= Epifani Olives i Terès =

Epifani Olives i Terès (died 1602) was a Royal commissioner of King Philip III of Spain and nephew of archbishop of Tarragona and viceroy of Catalonia Joan Terès i Borrull.

==Knighthood==
At the Courts session celebrated in 1599 in Barcelona, Olives was knighted and received nobility privileges by King Philip III.

==Death==
In 1602, Olives was in Valls, a city reigned by the terror caused by the confrontations between the factions of the voltors and the morells. Two voltor leaders, Pere Voltor and Miquel Català infiltrated into the Castle of Valls and killed the Royal commissioner with petronels in the castle's courtyard.
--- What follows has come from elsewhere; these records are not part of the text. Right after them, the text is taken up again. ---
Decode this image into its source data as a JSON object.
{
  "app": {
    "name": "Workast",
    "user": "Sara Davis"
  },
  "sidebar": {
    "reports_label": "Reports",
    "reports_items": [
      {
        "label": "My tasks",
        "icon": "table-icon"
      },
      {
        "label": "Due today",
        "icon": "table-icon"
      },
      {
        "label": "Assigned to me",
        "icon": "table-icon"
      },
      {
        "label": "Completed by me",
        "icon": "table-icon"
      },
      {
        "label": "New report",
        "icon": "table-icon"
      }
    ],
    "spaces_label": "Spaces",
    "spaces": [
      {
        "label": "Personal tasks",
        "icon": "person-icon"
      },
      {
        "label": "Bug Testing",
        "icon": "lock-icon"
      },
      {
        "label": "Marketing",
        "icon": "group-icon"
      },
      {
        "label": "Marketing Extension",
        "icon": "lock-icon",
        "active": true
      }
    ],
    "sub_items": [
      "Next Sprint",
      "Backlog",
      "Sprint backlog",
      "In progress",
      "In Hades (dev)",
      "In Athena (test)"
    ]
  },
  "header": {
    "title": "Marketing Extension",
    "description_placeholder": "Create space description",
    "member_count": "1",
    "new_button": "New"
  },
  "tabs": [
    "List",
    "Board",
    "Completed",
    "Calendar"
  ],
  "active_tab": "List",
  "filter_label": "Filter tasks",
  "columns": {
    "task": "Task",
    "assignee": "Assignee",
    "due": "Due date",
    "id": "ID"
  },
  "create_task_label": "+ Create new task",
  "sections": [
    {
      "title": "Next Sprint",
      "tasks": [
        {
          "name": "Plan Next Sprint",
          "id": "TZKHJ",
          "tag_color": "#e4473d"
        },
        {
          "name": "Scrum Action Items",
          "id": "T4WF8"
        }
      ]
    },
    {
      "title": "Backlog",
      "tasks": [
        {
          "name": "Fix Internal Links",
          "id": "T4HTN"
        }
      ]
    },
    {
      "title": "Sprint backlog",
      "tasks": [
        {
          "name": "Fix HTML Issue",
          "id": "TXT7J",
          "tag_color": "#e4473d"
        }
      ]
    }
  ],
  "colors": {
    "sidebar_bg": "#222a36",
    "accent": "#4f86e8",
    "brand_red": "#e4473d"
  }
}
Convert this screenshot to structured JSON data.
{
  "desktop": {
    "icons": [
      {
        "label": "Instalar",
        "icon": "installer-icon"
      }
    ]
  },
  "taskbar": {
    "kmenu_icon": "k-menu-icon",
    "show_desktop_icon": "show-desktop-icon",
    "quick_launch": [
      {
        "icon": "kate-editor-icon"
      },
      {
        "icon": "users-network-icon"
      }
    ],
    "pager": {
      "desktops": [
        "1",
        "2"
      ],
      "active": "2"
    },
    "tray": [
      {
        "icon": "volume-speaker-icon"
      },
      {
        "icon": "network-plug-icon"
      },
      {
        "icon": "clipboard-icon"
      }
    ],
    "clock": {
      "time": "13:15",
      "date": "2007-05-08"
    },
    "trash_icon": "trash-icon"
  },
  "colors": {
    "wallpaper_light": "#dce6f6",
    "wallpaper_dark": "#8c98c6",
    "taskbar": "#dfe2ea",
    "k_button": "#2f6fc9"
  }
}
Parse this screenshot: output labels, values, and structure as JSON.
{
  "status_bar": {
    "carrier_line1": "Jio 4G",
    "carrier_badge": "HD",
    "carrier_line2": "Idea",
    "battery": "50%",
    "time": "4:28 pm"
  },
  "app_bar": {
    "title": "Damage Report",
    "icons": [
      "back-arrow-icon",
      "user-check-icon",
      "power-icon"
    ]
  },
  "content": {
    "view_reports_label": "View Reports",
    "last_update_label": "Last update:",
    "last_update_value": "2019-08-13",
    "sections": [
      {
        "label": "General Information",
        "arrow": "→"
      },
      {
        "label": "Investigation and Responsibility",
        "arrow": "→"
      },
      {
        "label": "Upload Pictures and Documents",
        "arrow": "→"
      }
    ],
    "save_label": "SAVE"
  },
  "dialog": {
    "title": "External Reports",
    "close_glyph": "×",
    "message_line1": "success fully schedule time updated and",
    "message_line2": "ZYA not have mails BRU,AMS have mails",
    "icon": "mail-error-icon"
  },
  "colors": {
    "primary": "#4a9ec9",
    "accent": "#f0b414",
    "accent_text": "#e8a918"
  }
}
The jurors of Valls and many prominent authorities of the city were declared accomplices by the Royal Audience of Catalonia. This made the relations between the authorities of Valls and the archdiocese of Tarragona, ruled by his uncle, very tense. Later that year, when his uncle was appointed viceroy of Catalonia, Pere Voltor was captured, sentenced and executed by being cut into pieces. A year later, his uncle prohibited the production of petronels to the blacksmiths.

==Personal life==
His father was Francesch Olives and his mother Margarida Terès i Borrull, sister of archbishop and viceroy Joan Terès i Borrull.